Samuel parecía preocupado. —Pero el señor Wall ha dado instrucciones específicas…
—El señor Ford —lo interrumpió Sadie—. Mi tiempo libre es mío después del trabajo. No está sujeto a la aprobación del señor Wall.
Dicho esto, se dio la vuelta y se dirigió a la acera, paró un taxi y se marchó en una nube de polvo. Samuel se quedó mirando cómo desaparecía el taxi y suspiró con impotencia. Sacó su teléfono y llamó a Noah.
—Señor Wall, la señorita Hudson se ha negado.
En el asiento trasero del Maybach, la expresión de Noah se volvió gélida. —Averigua adónde ha ido Sadie.
Samuel asintió. —Sí, señor Wall.
Tras colgar, se quedó mirando el tráfico, con los labios apretados por la frustración.
Más tarde, en una agencia inmobiliaria, Sadie señaló una foto de una propiedad con el ceño fruncido. «Esta no tiene buena iluminación y está demasiado lejos del colegio de Averi», señaló.

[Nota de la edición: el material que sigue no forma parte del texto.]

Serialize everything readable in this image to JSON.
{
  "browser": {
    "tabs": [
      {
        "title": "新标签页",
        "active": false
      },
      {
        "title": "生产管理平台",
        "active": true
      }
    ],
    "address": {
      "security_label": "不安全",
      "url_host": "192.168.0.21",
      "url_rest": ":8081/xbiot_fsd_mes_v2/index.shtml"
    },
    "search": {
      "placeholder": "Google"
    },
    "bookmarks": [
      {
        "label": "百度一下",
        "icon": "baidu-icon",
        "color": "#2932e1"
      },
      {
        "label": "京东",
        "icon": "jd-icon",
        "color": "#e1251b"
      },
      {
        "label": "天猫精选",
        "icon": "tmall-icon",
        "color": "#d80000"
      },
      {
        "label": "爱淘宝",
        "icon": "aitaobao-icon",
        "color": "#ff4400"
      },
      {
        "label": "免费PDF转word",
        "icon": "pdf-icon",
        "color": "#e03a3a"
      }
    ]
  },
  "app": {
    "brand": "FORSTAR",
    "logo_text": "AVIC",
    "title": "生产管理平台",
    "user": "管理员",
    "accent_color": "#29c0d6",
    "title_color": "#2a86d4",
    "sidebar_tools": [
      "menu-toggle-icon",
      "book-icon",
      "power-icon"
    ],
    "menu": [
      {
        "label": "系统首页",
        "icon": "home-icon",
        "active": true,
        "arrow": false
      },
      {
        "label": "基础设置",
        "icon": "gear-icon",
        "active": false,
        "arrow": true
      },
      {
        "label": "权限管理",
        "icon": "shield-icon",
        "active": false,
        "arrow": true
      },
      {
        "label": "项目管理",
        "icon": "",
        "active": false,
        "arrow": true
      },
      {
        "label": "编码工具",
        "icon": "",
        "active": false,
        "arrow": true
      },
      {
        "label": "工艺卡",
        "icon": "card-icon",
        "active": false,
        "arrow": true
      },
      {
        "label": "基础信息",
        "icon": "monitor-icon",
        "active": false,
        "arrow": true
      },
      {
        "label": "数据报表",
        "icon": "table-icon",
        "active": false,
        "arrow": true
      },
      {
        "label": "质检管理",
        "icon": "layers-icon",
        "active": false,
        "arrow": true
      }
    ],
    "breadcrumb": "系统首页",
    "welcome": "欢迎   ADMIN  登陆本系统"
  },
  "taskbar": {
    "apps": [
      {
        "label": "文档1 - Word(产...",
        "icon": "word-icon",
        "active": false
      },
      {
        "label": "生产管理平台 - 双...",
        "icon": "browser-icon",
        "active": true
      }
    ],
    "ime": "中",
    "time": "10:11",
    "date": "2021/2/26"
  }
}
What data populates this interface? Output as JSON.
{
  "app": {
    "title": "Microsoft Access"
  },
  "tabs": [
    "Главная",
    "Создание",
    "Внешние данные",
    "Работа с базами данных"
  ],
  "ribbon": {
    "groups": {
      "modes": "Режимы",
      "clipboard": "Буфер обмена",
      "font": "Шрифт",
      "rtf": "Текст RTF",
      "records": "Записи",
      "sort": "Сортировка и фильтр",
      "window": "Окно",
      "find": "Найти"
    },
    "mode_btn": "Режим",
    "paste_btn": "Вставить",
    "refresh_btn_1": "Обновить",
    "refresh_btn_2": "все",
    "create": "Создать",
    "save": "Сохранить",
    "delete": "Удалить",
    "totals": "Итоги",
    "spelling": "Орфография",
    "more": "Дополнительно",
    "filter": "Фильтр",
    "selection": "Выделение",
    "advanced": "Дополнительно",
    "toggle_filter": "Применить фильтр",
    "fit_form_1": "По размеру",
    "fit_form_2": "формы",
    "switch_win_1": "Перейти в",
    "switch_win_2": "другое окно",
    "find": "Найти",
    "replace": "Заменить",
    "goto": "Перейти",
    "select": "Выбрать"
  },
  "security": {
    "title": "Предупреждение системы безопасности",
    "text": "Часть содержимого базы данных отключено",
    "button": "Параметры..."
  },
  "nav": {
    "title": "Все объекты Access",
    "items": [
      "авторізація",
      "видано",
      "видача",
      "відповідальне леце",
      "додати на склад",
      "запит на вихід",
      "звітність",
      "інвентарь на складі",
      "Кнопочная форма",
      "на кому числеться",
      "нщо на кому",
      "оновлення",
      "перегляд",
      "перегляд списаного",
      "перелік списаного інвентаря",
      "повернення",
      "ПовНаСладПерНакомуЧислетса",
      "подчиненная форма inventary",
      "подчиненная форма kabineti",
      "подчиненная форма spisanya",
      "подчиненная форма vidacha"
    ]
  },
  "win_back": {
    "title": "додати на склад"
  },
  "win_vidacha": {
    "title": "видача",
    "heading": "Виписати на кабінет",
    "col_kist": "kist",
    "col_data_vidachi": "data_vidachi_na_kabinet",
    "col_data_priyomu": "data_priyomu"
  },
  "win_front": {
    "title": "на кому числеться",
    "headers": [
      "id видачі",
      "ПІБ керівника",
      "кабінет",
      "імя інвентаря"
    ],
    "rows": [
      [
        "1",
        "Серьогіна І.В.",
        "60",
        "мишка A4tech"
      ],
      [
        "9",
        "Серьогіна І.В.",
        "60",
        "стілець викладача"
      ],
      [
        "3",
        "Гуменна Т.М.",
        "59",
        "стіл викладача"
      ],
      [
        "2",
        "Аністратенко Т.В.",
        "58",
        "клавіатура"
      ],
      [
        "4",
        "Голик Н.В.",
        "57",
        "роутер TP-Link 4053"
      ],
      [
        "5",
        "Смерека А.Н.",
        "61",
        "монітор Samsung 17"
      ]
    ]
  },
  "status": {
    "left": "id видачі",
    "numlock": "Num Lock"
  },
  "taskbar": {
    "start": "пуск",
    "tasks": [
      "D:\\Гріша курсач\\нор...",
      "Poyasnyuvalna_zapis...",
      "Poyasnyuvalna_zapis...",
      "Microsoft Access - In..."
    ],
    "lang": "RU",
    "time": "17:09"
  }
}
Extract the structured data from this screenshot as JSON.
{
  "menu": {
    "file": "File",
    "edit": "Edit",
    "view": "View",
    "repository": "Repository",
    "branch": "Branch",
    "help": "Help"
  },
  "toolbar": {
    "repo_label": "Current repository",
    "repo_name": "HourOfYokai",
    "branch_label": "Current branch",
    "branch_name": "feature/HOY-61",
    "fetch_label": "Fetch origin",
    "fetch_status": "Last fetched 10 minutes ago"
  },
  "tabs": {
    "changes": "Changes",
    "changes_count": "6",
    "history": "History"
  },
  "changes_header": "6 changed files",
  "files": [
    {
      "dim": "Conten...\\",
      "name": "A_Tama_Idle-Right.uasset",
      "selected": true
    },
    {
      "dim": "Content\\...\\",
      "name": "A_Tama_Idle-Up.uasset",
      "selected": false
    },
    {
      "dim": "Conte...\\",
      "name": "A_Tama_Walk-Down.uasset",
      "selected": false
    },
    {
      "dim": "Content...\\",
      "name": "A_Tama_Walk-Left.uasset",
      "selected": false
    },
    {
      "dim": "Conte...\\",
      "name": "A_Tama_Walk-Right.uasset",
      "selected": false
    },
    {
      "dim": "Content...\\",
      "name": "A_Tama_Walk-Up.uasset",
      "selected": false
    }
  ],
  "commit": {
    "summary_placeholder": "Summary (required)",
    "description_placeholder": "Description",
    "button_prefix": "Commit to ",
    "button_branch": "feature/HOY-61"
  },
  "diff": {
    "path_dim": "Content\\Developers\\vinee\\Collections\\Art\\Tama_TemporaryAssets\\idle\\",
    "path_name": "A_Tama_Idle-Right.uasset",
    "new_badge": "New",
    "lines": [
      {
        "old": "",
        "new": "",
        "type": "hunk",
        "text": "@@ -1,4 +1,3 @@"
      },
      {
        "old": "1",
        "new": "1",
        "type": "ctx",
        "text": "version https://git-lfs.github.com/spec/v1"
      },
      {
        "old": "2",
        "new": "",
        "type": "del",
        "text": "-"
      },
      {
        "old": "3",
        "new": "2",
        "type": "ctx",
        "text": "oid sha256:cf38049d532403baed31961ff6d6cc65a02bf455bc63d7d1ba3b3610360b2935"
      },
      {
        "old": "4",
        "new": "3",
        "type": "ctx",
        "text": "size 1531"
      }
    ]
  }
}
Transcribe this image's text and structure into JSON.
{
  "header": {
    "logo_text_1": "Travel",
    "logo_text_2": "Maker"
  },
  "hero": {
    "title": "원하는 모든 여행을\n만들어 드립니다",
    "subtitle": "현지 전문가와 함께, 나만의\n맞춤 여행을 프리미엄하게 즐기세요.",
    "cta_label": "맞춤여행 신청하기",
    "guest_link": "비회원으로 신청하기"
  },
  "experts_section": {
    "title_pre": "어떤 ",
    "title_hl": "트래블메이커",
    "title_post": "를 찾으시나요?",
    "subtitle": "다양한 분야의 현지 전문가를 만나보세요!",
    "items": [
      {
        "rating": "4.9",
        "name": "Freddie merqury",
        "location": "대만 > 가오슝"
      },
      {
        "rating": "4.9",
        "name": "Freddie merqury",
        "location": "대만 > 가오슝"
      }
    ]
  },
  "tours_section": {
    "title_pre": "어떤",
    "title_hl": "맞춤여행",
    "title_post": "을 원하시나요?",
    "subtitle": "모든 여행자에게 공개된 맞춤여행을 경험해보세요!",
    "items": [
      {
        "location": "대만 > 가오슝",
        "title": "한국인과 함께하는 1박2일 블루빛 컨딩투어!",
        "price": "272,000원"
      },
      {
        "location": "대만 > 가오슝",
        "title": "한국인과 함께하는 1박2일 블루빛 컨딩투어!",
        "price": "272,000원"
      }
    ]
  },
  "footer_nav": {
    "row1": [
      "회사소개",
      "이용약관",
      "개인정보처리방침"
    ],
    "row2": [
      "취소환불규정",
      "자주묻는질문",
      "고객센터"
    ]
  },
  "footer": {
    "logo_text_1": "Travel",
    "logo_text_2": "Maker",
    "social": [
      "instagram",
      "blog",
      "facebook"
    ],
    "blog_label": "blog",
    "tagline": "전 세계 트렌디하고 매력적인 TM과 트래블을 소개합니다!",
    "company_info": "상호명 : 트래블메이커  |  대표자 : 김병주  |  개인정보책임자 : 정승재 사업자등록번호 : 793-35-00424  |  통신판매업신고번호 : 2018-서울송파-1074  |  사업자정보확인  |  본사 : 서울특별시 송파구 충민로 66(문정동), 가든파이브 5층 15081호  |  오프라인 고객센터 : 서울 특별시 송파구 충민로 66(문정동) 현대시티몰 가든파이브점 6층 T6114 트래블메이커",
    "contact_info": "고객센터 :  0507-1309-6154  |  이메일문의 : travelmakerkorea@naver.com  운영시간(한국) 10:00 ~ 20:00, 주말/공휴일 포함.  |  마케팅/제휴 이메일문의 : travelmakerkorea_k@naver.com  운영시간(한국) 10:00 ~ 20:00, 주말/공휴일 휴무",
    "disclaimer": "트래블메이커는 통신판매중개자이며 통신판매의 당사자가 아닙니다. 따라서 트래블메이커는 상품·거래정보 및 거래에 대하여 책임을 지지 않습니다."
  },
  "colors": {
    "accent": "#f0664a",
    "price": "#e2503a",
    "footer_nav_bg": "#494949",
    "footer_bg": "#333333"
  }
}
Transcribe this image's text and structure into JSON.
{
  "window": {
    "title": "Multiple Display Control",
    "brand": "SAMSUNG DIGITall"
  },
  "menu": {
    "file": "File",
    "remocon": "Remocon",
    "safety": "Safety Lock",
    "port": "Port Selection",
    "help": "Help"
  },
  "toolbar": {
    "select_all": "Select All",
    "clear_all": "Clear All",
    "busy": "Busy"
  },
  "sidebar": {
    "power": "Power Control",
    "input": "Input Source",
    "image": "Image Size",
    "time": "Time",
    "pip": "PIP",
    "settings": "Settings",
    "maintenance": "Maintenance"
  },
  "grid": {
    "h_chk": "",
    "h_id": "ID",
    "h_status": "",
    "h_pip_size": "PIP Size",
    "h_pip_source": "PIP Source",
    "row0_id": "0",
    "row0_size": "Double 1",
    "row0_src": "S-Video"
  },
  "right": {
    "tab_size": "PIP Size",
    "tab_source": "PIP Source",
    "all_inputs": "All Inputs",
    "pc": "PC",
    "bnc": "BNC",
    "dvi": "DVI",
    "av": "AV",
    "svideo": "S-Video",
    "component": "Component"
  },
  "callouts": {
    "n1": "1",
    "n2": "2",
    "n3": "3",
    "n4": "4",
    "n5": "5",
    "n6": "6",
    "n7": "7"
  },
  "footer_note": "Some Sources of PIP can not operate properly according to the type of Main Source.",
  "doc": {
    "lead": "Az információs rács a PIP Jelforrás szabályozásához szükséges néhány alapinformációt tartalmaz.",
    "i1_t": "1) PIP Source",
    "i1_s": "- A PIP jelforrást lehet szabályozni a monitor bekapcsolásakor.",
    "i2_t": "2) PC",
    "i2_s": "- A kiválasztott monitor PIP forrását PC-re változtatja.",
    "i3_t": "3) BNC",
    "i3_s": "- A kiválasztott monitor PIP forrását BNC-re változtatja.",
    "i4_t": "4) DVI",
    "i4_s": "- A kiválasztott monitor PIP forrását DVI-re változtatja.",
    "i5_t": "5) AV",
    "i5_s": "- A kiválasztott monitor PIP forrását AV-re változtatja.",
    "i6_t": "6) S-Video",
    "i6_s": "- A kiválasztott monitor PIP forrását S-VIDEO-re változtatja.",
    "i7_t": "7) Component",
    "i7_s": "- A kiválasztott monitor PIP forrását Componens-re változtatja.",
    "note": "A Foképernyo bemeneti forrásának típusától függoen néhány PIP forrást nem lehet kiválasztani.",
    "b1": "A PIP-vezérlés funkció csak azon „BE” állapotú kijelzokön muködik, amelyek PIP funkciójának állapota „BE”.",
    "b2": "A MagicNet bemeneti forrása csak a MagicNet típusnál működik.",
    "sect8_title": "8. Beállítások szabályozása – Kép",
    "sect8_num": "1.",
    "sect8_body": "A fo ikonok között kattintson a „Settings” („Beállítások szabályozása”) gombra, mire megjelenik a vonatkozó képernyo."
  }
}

El agente le ofreció rápidamente otra opción. «¿Qué tal esta? Es muy luminosa, está recién reformada y se encuentra en una comunidad fantástica. Además, está muy cerca de una escuela primaria y de varias guarderías».
Sadie se quedó mirando la foto del apartamento de dos dormitorios, fijándose en su decoración sencilla y elegante. Era realmente muy atractivo. Pero siguió negando con la cabeza. «Se sale un poco de mi presupuesto».
El agente intentó convencerla, pero Sadie ya se había levantado. «Lo pensaré».